The adsorption studies of ionizable herbicides such as 2,4-D, fluroxypyr, dicamba, and metsulfuron-methyl have been negatively correlated with the soil pH and positively correlated with the organic carbon content [29]. The authors of this work concluded that pH dependence derives mainly from the different proportions of ionic and neutral forms of the pesticide present at each pH level and from differences in their sorption strength. In addition, it is necessary to take into account the fact that the adsorption of anionic species at a lower pH can be explained through electrostatic interactions with amorphous minerals, mainly allophane and iron and aluminum oxide present in Andisols [53,54]. On the other hand, the influence of the pH variation on the surface charge of soil particles also plays an important role, since some soil matrix microenvironments could have a pH lower than that of the soil solution [29,55].
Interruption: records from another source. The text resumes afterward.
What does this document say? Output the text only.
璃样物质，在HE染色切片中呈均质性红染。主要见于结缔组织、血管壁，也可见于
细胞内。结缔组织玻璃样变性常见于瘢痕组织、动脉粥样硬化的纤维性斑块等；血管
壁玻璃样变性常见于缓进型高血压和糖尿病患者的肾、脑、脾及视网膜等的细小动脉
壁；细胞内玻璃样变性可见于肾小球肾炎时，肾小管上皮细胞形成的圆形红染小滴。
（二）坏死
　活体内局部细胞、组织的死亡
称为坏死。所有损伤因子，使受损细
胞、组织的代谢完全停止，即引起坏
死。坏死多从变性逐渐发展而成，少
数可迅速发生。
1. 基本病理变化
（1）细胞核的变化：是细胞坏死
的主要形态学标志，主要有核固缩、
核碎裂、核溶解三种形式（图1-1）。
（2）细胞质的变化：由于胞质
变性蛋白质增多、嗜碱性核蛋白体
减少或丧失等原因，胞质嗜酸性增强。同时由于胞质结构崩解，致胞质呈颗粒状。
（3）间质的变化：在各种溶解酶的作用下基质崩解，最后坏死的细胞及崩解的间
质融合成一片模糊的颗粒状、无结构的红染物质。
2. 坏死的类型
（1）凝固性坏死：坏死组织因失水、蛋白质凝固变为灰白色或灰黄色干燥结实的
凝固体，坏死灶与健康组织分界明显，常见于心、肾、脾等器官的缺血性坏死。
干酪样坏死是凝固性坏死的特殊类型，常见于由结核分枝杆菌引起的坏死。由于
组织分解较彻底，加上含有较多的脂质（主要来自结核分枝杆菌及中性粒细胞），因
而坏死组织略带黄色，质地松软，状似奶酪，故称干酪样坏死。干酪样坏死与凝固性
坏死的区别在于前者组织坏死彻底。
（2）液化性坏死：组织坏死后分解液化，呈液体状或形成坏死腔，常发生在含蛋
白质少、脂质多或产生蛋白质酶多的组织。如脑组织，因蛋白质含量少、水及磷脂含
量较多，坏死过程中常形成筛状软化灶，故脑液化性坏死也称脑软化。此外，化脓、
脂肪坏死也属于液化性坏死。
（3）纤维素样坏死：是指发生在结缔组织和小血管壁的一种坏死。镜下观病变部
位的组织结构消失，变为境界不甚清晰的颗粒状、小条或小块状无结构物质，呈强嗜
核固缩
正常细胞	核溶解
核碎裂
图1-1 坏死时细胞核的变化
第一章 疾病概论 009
The bioavailability of pesticides in soil depends on physicochemical processes such as adsorption, transport, and biological processes, with adsorption being recognized as the key process. Defining the bioavailability of a herbicide requires an understanding of the strength of its interaction with soil and the concentration of the herbicide in the soil solution. In general, adsorption is often considered to reduce degradation by limiting the availability of organic chemicals to microbial or chemical transformations. This relationship has been observed for most of the acidic herbicides, such as 2,4-D, dicamba, fluroxypyr, fluazifop, metsulfuron-methyl, and flupyrsulfuron [32,55,56]. On the other hand, a positive relationship between adsorption and degradation has also been described for some pesticides such as triclopyr, mesotrione, metsulfuron-methyl, and 2,4-D [55,57,58]. This behavior can be explained, particularly in soils with a higher OM content, due to the micro-organisms are not uniformly distributed in the soil and there are regions on the soil surface with a higher microbial activity. Besides pesticides, biodegradation may not only occur in solution [56].

4. Conclusions

The main conclusion of this work is that inorganic nitrogen fertilization, specifically the application of urea, increases the persistence of ionizable herbicides in Andisol soils and that its magnitude depends on the acidic nature of the herbicide and the physico-chemical characteristics of the soil, among other factors. Clopyralid and picloram, the most acidic herbicides included in this study, showed the greatest increase in half-life. Changes in pH during the urea hydrolysis process determine the ratio of the molecular and anionic forms of these herbicides in the soil solution, modifying their adsorption. In general, it is possible to establish a relationship between the adsorption and persistence of these herbicides in both soils. A higher adsorption implies a higher persistence of the herbicides, which is more clearly seen for the PNS soil. Although, in several studies, it is possible to establish a direct relationship between both processes for ionizable herbicides, this is not always the case due to the multiple factors that influence both processes. Although both soils show similar trends, both K_oc and half-life times are higher in the NPS soil, particularly due to its higher acidity and higher organic matter content. The application of twice the urea dose produces similar pH changes in both soils, compared to the equivalent field dose producing minor or no changes in herbicide persistence. Other known factors that may contribute to understanding the behavior of these herbicides in the soil–nitrogen fertilizer system, caused by the higher soil acidity, is their effect on soil micro-organisms modifying their abundance and biodiversity and the toxicity of aluminum on micro-organisms, due to its higher availability. These results show that soil acidification caused by nitrogen fertilizers can have a significant impact on the bioavailability of acid herbicides and can affect the environment and agricultural production. These results, obtained under controlled conditions, will contribute to a better understanding of the behavior of both agrochemicals under field conditions.